I'll admit it. I'm a big fan of cheap wine. Yummy. Give me some Boones Farm Strawberry Zinfandel on a hot summer night, and I'll get my buzz on - and get it on good. And I used to, back in the day, enjoy a nice cigarette (or ten) with my wine. Even now, every so often, I'll get a craving for a cigarette. Thankfully, the urge is usually cured by the smell of a heavy smoker passing by and occasionally cured by a simple, single drag on another person's gross-stick.
And not only are the two items listed in the title of this post things I have - or do - enjoy, they also compose the title of a tune by one of my favorite local punk rock bands. Darkbuster is a treat. So much fun to see live. And with songs like "The Amazing Royal Shaft," "Motown," and "Hometown Zero," they are my go-to "rock out in my car" band. They are also a great bunch of folks. As are so many of our friends who play in bands. Much of my social life involves loud music, crowded clubs, and the availability of plenty of booze. My boyfriend's band is called The McGunks - as in "Drunk McGunks." You get the picture, I think. Although my day life involves an office job, my night life involves managing my diabetes amid a bit of chaos and some temptation.
So how do I manage? And how does diabetes factor into it all?
For one thing, I've realized that I'm not in my early twenties any more. I am well aware that staying up until 4:30am drinking wine straight from the bottle and not eating much of anything results in terrible bloodsugars, terrible hangovers, and terrible work ethic. Although I probably realized this in my early twenties, I was nowhere near prepared to fix it. I'm pleased that I'm no longer tempted to try that kind of silliness on a regular basis. But there are those occasions when I want a night of reckless abandon. And when the urge strikes, I usually go on ahead with it - only less on the reckless and more on the abandon. I pack my meter and some juice or glucose tabs into my super-cool bag, and make sure my pump has a fresh supply of insulin and batteries. I check out my shoes and my fishnet tights in the mirror, I apply some eggplant eyeliner and sometimes I put on a wig. I get ready to get my silly on, I get ready to get my rock on. And the preparation doesn't make the practice any less fun.
Typically, I test every 1 to 2 hours if I'm drinking. This can get a little more difficult as the night wears on and my blood alcohol level increases, but I do my best. I go light on the carbs before I start drinking. I stick with sweet (read: cheap) wine or high sugar cocktails. And I usually try to have in my presence at least one sober buddy who knows about my diabetes and knows what to do if things go haywire. This person might also serve as my test alarm when I've gotten past the point of no return. This is always someone that I've known for years. It is always someone who can be insistent - as in "I know the bar is closed, but my friend needs orange juice NOW. Unless, of course you want her to have a convulsion right here." Mostly, it's always someone I know I can trust. I am thankful for these guardian angels that let me have my seldom-found nights of drunken glory.

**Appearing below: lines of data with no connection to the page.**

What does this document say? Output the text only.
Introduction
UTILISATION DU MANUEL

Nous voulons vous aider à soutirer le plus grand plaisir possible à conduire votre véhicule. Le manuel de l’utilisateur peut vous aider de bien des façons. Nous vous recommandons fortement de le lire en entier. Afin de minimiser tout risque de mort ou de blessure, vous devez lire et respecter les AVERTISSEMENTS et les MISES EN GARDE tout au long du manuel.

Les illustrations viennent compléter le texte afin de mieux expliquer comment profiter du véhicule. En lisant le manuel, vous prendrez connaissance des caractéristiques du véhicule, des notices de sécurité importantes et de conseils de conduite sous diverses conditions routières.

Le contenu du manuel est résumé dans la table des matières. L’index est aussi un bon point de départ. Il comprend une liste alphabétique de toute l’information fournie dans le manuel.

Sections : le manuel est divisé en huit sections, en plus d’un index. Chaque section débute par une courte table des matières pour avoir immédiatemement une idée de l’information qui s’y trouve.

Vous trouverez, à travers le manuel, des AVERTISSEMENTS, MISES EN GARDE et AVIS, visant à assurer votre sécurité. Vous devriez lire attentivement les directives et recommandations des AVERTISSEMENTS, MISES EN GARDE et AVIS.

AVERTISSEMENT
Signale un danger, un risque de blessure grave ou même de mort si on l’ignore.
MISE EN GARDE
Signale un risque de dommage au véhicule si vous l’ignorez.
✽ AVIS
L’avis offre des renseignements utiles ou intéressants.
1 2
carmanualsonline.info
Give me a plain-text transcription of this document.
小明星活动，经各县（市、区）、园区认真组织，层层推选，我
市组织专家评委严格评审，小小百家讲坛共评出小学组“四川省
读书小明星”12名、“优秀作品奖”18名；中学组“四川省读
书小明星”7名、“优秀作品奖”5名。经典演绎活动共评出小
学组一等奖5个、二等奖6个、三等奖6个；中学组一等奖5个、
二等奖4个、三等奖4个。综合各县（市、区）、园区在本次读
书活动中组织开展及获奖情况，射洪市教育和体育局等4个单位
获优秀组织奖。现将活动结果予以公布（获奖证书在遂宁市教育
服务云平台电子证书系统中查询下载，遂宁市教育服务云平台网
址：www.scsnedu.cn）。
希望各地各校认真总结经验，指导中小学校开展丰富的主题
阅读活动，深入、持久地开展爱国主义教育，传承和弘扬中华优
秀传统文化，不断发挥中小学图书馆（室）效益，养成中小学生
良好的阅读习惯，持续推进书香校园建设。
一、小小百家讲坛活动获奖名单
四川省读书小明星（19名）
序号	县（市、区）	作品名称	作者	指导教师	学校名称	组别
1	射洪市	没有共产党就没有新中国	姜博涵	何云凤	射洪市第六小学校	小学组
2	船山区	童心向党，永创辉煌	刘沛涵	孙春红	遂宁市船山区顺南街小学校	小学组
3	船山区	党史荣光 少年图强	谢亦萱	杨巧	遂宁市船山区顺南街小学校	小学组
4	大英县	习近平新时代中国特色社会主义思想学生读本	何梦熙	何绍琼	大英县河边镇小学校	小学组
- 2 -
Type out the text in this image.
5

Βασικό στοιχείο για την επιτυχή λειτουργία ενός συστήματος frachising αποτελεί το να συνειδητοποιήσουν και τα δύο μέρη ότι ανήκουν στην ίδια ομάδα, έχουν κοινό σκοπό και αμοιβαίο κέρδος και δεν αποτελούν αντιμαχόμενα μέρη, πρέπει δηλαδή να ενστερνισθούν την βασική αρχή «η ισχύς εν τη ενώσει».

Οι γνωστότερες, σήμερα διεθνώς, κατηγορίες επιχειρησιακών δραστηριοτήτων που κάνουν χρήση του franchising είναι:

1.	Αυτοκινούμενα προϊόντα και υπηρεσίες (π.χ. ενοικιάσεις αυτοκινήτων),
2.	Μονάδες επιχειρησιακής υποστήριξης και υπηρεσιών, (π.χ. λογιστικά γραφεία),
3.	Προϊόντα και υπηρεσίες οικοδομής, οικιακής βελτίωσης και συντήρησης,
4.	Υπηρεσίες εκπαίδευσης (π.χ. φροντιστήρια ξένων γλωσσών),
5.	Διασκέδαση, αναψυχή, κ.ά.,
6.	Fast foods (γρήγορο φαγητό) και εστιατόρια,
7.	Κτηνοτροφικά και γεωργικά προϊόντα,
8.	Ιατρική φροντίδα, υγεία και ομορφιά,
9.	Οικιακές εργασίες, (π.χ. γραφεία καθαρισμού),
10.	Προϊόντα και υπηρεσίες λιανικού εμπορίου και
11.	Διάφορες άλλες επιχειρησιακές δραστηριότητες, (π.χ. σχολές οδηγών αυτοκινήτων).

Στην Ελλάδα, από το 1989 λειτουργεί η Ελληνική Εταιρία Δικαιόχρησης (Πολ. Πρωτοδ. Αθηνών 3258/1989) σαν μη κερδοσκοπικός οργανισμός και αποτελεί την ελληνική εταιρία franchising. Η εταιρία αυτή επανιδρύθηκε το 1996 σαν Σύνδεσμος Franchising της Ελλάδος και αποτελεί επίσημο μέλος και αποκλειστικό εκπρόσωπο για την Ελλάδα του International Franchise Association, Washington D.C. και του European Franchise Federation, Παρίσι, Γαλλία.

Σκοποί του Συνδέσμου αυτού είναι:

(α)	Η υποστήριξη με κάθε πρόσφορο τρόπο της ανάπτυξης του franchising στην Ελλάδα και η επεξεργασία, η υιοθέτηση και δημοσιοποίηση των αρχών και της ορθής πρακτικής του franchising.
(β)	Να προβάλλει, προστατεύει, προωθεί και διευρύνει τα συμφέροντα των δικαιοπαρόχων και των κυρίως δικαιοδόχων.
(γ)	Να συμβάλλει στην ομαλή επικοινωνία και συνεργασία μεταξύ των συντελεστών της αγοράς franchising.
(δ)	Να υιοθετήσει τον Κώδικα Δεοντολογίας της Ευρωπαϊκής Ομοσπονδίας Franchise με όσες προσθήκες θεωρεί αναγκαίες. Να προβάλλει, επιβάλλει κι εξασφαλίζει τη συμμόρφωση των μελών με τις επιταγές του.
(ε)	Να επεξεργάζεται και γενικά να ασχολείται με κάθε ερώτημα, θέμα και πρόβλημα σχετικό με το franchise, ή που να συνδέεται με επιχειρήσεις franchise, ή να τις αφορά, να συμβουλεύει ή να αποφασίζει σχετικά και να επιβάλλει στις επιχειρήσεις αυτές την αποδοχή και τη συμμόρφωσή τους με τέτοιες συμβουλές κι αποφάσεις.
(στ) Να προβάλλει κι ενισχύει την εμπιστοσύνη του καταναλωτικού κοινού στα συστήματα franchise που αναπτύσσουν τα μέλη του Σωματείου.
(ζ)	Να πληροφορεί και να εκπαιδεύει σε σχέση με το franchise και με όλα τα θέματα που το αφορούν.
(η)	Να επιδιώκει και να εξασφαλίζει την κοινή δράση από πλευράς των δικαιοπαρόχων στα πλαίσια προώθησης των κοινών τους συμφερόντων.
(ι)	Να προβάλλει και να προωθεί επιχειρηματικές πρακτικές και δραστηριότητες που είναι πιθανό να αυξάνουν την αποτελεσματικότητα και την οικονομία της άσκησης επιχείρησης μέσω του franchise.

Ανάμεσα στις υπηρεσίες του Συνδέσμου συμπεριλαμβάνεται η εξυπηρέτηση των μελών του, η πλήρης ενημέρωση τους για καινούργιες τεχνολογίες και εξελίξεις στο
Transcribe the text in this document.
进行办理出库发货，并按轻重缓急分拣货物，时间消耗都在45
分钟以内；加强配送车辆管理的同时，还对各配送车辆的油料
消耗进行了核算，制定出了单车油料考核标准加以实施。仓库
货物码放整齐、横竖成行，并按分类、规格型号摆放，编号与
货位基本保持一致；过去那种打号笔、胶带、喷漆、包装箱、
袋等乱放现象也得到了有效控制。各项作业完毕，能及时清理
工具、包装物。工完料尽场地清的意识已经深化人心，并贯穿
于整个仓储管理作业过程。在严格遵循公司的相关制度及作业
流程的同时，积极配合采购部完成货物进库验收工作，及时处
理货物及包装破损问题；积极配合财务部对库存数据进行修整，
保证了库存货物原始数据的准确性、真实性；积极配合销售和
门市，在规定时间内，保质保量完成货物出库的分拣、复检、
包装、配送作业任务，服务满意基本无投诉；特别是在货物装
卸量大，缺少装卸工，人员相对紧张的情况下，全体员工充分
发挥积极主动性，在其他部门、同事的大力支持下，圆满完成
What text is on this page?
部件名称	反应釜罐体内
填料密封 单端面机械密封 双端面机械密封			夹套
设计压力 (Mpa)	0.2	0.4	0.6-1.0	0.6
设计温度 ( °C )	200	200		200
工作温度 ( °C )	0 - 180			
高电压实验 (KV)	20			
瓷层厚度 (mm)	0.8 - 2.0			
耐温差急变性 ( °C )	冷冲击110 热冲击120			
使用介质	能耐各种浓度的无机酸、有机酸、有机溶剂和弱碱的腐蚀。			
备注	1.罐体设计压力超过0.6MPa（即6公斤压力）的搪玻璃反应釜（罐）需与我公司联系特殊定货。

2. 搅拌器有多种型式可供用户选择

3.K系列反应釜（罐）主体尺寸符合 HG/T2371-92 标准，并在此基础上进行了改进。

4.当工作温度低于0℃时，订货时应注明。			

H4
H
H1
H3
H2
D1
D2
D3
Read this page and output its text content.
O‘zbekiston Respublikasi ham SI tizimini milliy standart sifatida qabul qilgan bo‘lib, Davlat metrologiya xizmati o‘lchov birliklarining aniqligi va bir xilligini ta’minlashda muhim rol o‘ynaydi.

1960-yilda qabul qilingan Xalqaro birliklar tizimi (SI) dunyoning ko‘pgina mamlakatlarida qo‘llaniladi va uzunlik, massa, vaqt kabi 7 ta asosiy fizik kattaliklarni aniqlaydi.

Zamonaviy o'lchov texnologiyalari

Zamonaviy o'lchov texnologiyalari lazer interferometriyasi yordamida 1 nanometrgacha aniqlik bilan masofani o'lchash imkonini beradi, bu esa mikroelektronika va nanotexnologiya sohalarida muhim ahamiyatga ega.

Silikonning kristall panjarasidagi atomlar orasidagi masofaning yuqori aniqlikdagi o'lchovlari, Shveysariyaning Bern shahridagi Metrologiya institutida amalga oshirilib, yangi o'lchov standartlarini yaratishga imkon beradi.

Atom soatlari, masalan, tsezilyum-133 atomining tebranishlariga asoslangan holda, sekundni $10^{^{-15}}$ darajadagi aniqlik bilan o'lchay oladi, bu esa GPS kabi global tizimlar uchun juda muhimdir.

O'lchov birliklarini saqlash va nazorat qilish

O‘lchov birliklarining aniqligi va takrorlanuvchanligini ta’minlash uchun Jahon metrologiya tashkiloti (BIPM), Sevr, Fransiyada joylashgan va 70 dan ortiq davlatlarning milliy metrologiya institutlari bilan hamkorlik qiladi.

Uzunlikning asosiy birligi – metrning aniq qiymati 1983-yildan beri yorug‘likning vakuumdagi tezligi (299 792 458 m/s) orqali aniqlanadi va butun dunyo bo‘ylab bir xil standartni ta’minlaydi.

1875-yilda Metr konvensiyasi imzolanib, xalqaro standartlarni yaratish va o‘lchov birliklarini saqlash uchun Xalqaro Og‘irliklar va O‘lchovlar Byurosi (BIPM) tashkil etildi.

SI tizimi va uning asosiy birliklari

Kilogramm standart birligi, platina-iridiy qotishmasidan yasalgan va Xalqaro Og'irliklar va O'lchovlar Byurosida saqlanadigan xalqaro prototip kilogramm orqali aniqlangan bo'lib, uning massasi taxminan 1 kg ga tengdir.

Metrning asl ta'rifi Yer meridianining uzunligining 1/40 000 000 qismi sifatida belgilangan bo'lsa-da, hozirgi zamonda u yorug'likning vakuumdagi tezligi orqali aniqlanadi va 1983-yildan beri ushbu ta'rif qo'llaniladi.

There are always questions. Accusations. Stuff. The "is that a beeper?" and the "are you even supposed to be drinking?" and the "can you have that?" If I'm not over the edge, I might try to do a little diabetes 101 - but if I'm well on my way, the askers are more likely to get a sneer and "if I couldn't have it, I wouldn't have it."
Most of the time, I'm surrounded by a circle of friends that are covered in black leather and studs, some of them have green hair, most of them are covered in tattoos, they enjoy good loud punk rock and they like their beer and their wine and their cocktails. But they understand my diabetes and they understand that I take good care of myself and they understand that I'm entitled to a break from routine now and then. They are the friends that are sure there's diet soda around on nights I'm not having alcohol and that go out of their way to tell people to mind their own business if they see that I'm feeling defensive. They get it. We might look like a motley crew, but we take care of one another. And that, I guess, is all that really matters.
Now George, when are you coming up here to meet this ragtag bunch and make me some tuna casserole?